Schliffdi-Crew zog »Disse-Ernschd« liebevoll durch den Kakao

Kehl-Leutesheim. Ein schöneres Abschiedsgeschenk hätten die Leutesheimer Ernst Kleinmann nicht machen können: Beim „Schliffdi“ zogen sie ihren Noch-Ortsvorsteher liebevoll durch den Kakao. Auch Ortsräte, Nachbardörfer und –länder, vor allem aber die Litzemer selbst bekamen ordentlich ihr Fett weg. Eines muss man den Litzemern lassen: An Selbstironie und gemeinsamer Schaffenskraft mangelt es dem 1500-Seelen-Dorf im Norden von Kehl nicht. Ein Spektakel wie der »Schliffdi«, Höhepunkt des viertägigen Musikfestes, steckt sowohl vom Aufwand als auch vom Unterhaltungswert jede ähnliche Veranstaltung im Umkreis locker in die Tasche. Nirgendwo sonst stehen so viele Akteure auf der Bühne, sind so viele Vereine und Personen an einer einzigen Vorführung beteiligt. Und nirgendwo sonst bricht das Festzelt an einem Montagnachmittag aus allen Nähten, bald 700 Gäste zählt die Veranstaltung regelmäßig, es wird gekreischt, gejubelt, ein Wunder, dass die Bänke am Ende noch da stehen, wo sie stehen.
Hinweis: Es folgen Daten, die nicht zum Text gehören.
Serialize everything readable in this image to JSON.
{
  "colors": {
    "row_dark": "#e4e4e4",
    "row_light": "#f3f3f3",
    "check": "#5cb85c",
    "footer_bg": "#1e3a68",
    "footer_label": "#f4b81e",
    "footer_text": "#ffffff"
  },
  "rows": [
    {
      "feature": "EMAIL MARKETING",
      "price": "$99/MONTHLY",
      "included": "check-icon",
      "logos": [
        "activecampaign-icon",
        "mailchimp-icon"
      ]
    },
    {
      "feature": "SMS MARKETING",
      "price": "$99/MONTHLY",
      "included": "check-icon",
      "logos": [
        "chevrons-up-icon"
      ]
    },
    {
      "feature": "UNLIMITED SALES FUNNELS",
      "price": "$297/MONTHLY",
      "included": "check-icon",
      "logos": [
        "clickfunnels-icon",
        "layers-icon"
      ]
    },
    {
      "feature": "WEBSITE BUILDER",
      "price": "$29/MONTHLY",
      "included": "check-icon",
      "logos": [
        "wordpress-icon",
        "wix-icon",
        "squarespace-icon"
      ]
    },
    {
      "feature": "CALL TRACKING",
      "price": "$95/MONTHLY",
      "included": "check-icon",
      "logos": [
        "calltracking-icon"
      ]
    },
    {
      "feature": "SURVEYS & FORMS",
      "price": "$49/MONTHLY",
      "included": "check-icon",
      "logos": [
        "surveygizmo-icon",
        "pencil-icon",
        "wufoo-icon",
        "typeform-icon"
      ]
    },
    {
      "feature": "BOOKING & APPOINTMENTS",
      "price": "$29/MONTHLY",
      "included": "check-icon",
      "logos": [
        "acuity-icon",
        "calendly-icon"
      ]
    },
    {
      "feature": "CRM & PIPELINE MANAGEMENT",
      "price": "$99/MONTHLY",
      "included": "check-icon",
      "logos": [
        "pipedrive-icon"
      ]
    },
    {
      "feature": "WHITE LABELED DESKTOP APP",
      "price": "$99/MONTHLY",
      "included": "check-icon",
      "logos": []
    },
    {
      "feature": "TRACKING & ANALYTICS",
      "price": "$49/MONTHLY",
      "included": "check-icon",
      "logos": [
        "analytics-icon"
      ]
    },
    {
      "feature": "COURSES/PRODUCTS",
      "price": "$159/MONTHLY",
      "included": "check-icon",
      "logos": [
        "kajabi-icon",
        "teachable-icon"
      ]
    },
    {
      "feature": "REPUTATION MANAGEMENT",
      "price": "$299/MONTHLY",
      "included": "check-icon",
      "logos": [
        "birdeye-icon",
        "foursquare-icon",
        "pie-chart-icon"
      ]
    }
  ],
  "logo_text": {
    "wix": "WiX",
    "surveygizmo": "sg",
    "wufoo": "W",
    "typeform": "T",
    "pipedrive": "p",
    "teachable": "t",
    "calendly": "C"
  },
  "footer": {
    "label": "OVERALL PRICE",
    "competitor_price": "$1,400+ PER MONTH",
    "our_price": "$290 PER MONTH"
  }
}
Ein Dorf hält zusammen. Und wie sollte es diesmal auch anders sein: natürlich gegen »Kahl«, und gegen den Rest der Welt. Zwei hochrangige Politiker gilt es zu verabschieden, der eine ist der stolze Statthalter Petry Pontifex (in Anlehnung an den Ex-OB von Kehl), der andere der aufrichtige »Disse-Ernst«, Häuptling eines kleinen unbeugsamen Dorfes im Norden des Imperiums, das nicht aufhört, seinen bürokratischen Besatzern Widerstand zu leisten. Es ist der Ministerpräsident von Baden-Württemberg, der »Disse-Ernst« den Floh ins Ohr setzt, er solle der Nachwelt doch ein prächtiges Denkmal hinterlassen. Ein Regionalpark muss her: »Viecher hast du doch genug!«

Sie kennen ihn gut, ihren Noch-Ortsvorsteher. Liebevoll ziehen die Litzmer Ernst Kleinmann durch den Kakao, wie er sich bedingungslos um sein Dorf, seine Heimat, seine Familie, die Natur, kurz: um alles und um jeden kümmert – während Petry Pontifex eher bestrebt ist, die Gunst und die Zuwendungen der Götter nach des Reiches Mitte (also nach Kehl Stadt) zu lenken. »Die Tram wird kommen«, verkündet er großspurig, »kosta quantum maximum, koste es, was es wolle.«

Mit Wortwitz und Scharfsinn treffen die Akteure jeden wunden Punkt im aktuellen politischen und gesellschaftlichen Dorf-Geschehen. »Aus Kahl is noch nie was G’scheits g’komme«, resümiert Disse-Ernst. Und ist deshalb nicht gerade begeistert, als er ein Präsent aus dem »Kahler« Rathaus erhält. Das Geschenk stammt gleichwohl nicht von »Petry«, sondern von »Toni« . Disse-Ernst bleibt trotzdem skeptisch: »Hoffentlich kommen wir da nicht vom Regen in die Traufi!«

Aber nicht nur die Lokalprominenz bekommt ihr Fett weg, auch die Straßburger und die Nachbargemeinden werden gehörig auf die Schippe genommen. Nicht zuletzt »das Volk der Litzianer« selbst, die Disse-Denten, denen man nie etwas recht machen kann. Disse-Ernst träumt von einem Land, »wo es nur so hummelt, karchelt und keckelt« (das sind die drei dominierenden Familiennamen in Leutesheim), sein Regionalpark ist voller Kühe, Schweine und Hühner – und: vor allem ruhig! Petry Pontifex hingegen hat ganz andere Pläne für seinen Freizeitpark: Modern soll er sein, protzig, ein Monument, mit dem er in die Annalen der Geschichte eingehen kann. Da sich die Hohen Räte nicht einigen können, welcher Park der bessere ist, entscheidet schließlich ein Wagenrennen das erbitterte Duell der beiden Sturköpfe. Disse-Ernst gewinnt, nicht weil sein Wagen der schnellere ist, sondern weil der Gegner disqualifiziert wird. Petry Pontifex kniet nieder, entschuldigt sich für alle seine Missetaten und bittet um Gnade. »Wie lang hab ich auf diesen Augenblick gewartet!«, ruft Disse-Ernst glücklich. Ein Traum, wie er im Buche steht.